The song is written in 1572, four years after William decides to lead an uprising against the ruthless violence unleashed against Protestants in the Low Countries, starting the Eighty Years War with Spain. At first he declares loyalty (4th line above) to Philip II, king of Spain and Habsburg ruler of the Low Countries (or Nether-lands), accusing Philip’s viceroys of the injustices.

Eventually, William recognises Philip as the real tyrant. Philip declares William an outlaw. One stanza declares William’s confidence in God to ‘dislodge the tyranny’ that wounds his heart. Another compares William with David fleeing from Saul the tyrant.

What is at stake was the right to worship freely, to follow one’s conscience, not the ruler’s dictates. ‘In a free land, tongues should be free!’ William had earlier protested when deciding to lead the rebellion, quoting Erasmus.

Dilemma

The Dutch magistrates of the provincial states themselves faced a great dilemma. They had sworn allegiance to Philip, an oath not broken lightly. But, on 14 June 1581, arguing that Philip was a ‘false shepherd’ for deserting his Dutch ‘flock’, the rebellious state representatives drew up the Act of Abjuration, the Plakkaat van Verlatinghe (literally ‘Placard of Desertion’), to declare the throne vacant. The seven United Provinces duly became a federal republic, the first fully independent Dutch nation state. William, assassinated in 1584, never became stadhouder or king. Only 230 years later, the Congress of Vienna in 1815 established the House of Orange as the Dutch monarchy, with William’s descendants ruling right up until Willem Alexander today.

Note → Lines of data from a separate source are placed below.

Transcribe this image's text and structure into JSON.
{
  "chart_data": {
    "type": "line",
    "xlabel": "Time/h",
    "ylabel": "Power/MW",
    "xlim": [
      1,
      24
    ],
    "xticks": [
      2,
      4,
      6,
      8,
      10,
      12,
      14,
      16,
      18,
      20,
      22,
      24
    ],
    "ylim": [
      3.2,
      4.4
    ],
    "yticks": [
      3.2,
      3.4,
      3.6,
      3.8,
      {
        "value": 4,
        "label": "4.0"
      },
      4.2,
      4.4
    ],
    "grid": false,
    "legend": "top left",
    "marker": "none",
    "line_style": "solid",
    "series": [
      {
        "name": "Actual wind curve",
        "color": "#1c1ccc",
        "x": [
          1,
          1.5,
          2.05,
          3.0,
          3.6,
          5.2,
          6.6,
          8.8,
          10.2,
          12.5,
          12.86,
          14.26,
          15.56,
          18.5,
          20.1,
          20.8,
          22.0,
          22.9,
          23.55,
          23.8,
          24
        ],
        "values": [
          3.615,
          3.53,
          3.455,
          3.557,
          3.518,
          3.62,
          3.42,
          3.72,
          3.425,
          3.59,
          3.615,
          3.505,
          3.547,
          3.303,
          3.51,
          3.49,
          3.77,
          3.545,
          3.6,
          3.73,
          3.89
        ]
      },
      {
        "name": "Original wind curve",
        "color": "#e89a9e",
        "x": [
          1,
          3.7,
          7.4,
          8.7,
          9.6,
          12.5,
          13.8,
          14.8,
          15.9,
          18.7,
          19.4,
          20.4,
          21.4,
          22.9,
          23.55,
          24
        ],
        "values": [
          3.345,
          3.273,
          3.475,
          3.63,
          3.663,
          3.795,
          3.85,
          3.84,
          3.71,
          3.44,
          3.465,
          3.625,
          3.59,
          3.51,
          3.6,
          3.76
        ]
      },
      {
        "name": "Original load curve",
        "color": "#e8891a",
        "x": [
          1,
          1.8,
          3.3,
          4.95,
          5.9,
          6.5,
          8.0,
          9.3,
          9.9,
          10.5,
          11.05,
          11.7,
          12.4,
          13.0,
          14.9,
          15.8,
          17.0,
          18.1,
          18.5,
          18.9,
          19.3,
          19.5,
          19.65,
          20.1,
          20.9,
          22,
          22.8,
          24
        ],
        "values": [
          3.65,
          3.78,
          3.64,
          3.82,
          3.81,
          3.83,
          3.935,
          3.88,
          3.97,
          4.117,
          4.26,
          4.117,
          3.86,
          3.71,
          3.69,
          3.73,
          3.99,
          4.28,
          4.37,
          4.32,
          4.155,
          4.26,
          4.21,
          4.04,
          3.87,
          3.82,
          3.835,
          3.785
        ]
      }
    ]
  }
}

The Plakkaat van Verlatinghe is one of the earliest statements of the rights of citizens to overthrow a tyrant. The British followed the Dutch example in the 1689 Declaration of Rights, deposing the Catholic James II. They enthroned William of Orange’s great-grandson, stadhouder – not king – in the Dutch Republic, as King William of England, Scotland and Ireland.

The strong resemblance of the 1776 American Declaration of Independence with the Plakkaat van Verlatinghe, justifying the overthrow of British tyranny, has led some experts to conclude it was inspired by the Dutch. The American Declaration has in turn been the inspiration for freedom in many other countries in Latin America, Africa and Asia.

Today for the Dutch orange is the colour of freedom, and the Wilhelmus the sound of freedom, stirring  ‘oranjegevoel’ (Orange feeling).

For the Dutch, that’s worth singing your lungs out for.